Reflexos Estatísticos e Sociais: Em nações que aplicam variantes rígidas da Sharia, os reflexos dessa herança são visíveis. Dados frequentemente citados indicam taxas de estupro na Arábia Saudita em torno de 5,6 por 100.000 habitantes, superando países com populações gigantescas como a Índia (2,6 por 100.000). Nota analítica: Embora tais números oficiais existam, a realidade criminológica sugere que em sociedades islâmicas, onde vítimas de violência sexual podem ser acusadas de adultério (Zina), a subnotificação de estupros é colossal, mascarando uma epidemia silenciosa de violência legalizada.
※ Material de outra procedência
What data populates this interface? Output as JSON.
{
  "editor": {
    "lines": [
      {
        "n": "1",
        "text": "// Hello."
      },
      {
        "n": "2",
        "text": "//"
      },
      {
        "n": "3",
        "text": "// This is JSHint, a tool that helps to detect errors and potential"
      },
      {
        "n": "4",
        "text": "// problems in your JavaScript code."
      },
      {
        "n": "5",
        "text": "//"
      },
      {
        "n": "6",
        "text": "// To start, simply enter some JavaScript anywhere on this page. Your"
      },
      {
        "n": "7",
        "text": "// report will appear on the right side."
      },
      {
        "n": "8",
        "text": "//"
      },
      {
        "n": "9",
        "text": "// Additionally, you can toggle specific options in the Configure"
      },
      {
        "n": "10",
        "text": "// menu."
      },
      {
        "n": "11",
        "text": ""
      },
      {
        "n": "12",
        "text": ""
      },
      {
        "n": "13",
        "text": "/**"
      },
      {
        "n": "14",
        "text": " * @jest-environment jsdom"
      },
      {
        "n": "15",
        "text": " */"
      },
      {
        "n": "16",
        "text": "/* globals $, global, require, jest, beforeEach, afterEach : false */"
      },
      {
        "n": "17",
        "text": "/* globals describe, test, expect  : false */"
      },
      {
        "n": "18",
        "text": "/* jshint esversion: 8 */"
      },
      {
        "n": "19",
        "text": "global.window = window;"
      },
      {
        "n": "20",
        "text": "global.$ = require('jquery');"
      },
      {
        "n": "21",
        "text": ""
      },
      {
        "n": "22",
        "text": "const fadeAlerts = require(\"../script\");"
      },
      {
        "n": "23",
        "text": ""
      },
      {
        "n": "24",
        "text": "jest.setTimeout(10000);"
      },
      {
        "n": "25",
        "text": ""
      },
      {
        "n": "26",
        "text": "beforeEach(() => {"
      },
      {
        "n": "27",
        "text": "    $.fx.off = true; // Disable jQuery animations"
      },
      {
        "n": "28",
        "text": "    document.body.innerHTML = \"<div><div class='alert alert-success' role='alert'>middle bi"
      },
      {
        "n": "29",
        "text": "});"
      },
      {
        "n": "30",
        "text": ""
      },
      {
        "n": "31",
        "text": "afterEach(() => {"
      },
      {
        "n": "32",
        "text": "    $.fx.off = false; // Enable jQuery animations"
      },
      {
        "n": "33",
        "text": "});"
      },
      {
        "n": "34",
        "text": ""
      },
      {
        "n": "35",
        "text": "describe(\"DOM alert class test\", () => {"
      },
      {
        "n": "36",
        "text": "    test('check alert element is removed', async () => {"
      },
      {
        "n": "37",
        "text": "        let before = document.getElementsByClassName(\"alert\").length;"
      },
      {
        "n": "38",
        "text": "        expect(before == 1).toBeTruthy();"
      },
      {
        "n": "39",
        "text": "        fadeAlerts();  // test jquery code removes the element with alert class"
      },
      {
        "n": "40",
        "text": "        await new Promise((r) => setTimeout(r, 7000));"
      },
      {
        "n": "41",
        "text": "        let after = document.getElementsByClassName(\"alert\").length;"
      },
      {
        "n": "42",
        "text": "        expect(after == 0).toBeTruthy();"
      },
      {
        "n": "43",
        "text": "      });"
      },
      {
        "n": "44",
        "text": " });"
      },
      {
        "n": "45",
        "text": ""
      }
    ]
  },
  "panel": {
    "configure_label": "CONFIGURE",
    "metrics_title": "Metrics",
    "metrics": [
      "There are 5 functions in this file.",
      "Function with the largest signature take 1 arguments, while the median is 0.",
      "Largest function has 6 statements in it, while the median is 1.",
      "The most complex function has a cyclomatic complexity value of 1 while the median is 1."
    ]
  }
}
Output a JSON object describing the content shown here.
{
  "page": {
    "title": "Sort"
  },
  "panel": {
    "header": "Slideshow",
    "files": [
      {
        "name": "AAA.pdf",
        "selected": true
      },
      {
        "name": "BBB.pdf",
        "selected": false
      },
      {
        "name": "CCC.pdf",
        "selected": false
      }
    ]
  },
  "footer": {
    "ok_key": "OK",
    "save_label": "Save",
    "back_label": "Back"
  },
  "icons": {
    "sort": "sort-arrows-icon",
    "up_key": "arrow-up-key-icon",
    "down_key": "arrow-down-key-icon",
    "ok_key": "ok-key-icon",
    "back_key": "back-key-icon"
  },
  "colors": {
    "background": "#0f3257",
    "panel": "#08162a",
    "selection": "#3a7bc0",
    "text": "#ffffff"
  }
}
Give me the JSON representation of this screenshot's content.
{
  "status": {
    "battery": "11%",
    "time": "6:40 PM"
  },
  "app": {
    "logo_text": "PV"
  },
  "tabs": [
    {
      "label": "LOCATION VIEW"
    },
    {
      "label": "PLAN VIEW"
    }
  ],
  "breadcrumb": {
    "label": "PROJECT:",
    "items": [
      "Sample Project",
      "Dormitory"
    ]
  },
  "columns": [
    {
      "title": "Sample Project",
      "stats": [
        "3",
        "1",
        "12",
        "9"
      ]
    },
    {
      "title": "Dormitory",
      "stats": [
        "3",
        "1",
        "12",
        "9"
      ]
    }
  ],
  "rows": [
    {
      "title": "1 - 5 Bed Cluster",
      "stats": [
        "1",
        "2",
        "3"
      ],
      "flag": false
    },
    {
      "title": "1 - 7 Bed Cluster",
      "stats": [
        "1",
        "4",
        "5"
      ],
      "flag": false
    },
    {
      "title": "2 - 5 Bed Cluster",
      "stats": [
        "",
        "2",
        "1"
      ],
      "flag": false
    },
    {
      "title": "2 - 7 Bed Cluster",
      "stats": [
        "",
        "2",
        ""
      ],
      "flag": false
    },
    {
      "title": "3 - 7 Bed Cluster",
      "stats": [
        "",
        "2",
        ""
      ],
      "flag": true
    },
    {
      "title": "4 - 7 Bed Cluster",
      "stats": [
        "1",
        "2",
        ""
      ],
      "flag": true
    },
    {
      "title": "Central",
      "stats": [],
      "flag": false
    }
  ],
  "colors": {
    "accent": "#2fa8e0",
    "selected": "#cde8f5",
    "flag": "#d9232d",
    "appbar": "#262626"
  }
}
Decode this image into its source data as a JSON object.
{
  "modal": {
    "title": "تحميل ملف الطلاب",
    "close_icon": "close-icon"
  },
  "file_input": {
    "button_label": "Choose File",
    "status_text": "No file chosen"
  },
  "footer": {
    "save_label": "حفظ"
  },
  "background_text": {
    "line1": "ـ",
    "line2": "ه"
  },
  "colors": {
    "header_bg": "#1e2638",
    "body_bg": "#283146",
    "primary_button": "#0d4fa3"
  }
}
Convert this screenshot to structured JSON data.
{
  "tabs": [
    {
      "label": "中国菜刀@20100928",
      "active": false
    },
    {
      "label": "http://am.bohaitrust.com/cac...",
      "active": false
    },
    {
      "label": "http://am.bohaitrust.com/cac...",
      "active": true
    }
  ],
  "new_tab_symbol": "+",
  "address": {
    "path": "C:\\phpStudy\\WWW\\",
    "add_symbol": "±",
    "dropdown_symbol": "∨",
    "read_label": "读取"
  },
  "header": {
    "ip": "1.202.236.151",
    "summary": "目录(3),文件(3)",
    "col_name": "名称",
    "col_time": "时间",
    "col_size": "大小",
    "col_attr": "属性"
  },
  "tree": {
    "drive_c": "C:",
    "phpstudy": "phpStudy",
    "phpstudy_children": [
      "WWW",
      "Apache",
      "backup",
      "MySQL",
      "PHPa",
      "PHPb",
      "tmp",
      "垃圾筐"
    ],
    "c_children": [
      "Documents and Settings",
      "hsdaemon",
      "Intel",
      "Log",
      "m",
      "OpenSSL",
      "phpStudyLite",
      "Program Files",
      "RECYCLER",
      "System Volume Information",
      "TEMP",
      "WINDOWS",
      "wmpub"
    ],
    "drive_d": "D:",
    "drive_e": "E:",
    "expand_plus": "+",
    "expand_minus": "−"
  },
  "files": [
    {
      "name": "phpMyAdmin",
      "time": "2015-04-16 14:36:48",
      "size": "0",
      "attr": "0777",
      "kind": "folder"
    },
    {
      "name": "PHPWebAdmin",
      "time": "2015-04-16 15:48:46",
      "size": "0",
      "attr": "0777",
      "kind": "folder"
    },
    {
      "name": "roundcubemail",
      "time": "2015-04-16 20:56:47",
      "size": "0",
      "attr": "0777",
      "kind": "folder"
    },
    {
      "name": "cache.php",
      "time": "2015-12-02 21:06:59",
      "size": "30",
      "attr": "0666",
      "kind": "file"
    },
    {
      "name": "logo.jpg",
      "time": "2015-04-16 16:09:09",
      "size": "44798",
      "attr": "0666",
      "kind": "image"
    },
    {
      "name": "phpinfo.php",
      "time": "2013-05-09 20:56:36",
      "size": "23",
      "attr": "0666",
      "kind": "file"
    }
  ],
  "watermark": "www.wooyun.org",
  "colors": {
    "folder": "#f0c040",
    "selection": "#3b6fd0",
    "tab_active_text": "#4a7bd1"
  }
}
4. Escravidão e Espólios de Guerra

Uma das defesas mais comuns do Islã primitivo é que ele encorajou a libertação de escravos (Sahih Muslim 2315). Contudo, ele jamais aboliu a escravidão; pelo contrário, regulamentou-a e enraizou-a na economia de guerra.

O profeta comprou, vendeu e possuiu escravos (Sahih Muslim 1602). Mais grave sob a ótica dos direitos humanos é o tratamento dado às mulheres cativas. Após campanhas militares como a aniquilação dos homens da tribo judaica de Banu Qurayza, mulheres e crianças foram divididas como espólio. O Alcorão (4:24 e 33:50) permite explicitamente relações sexuais com escravas cativas (“aquelas que vossas mãos direitas possuem”), mesmo que já fossem casadas antes de serem capturadas. O caso de Safiyya bint Huyayy, tomada como esposa por Maomé no mesmo dia em que ele ordenou a execução de seu marido e familiares, ilustra uma conversão e união indissociáveis de um profundo trauma de guerra, onde o “consentimento” é uma impossibilidade prática.

5. O Abismo Científico: Islã vs. Cosmologia Antiga

Muitos apologistas modernos dedicam esforços para encontrar “milagres científicos” no Alcorão. No entanto, uma leitura literal expõe o texto como um produto do conhecimento naturalista pré-científico do século VII:

  • Embriologia Incorreta: O Alcorão 86:6-7 descreve o sêmen como algo que procede “de entre a espinha dorsal e as costelas” — um erro anatômico que ecoa antigas crenças gregas incorretas, não a biologia humana.
  • Cosmologia e Geocentrismo: O texto descreve o Sol se pondo em uma poça de lama escura (Alcorão 18:86), o mito de que estrelas são mísseis lançados contra demônios, e a crença de que Maomé teria voado a Jerusalém e ascendido aos céus em uma criatura alada (Buraq), ou de que dividiu a Lua ao meio (fato astronômico de proporções catastróficas que não possui qualquer registro em civilizações astrônomas da época, como chineses, indianos ou maias).

Conclusão

A manutenção inquestionável de dogmas gerados no século VII em pleno século XXI não representa apenas uma represão religiosa, mas uma força de estagnação que ameaça ativamente a integridade física e moral de mulheres, crianças e homens.

Quando um sistema ideológico sacraliza a violência doméstica, justifica a supressão do consentimento, normaliza uniões com crianças em idade pré-escolar e mantém leis severas contra a liberdade individual (como nos atuais enforcamentos de homossexuais no Irã), ele deixa de ser imune à crítica sob o manto do “respeito religioso”. A denúncia dessas estruturas não é um ato de intolerância, mas um imperativo categórico para a defesa inegociável da dignidade humana, da racionalidade e da evolução da sociedade civil.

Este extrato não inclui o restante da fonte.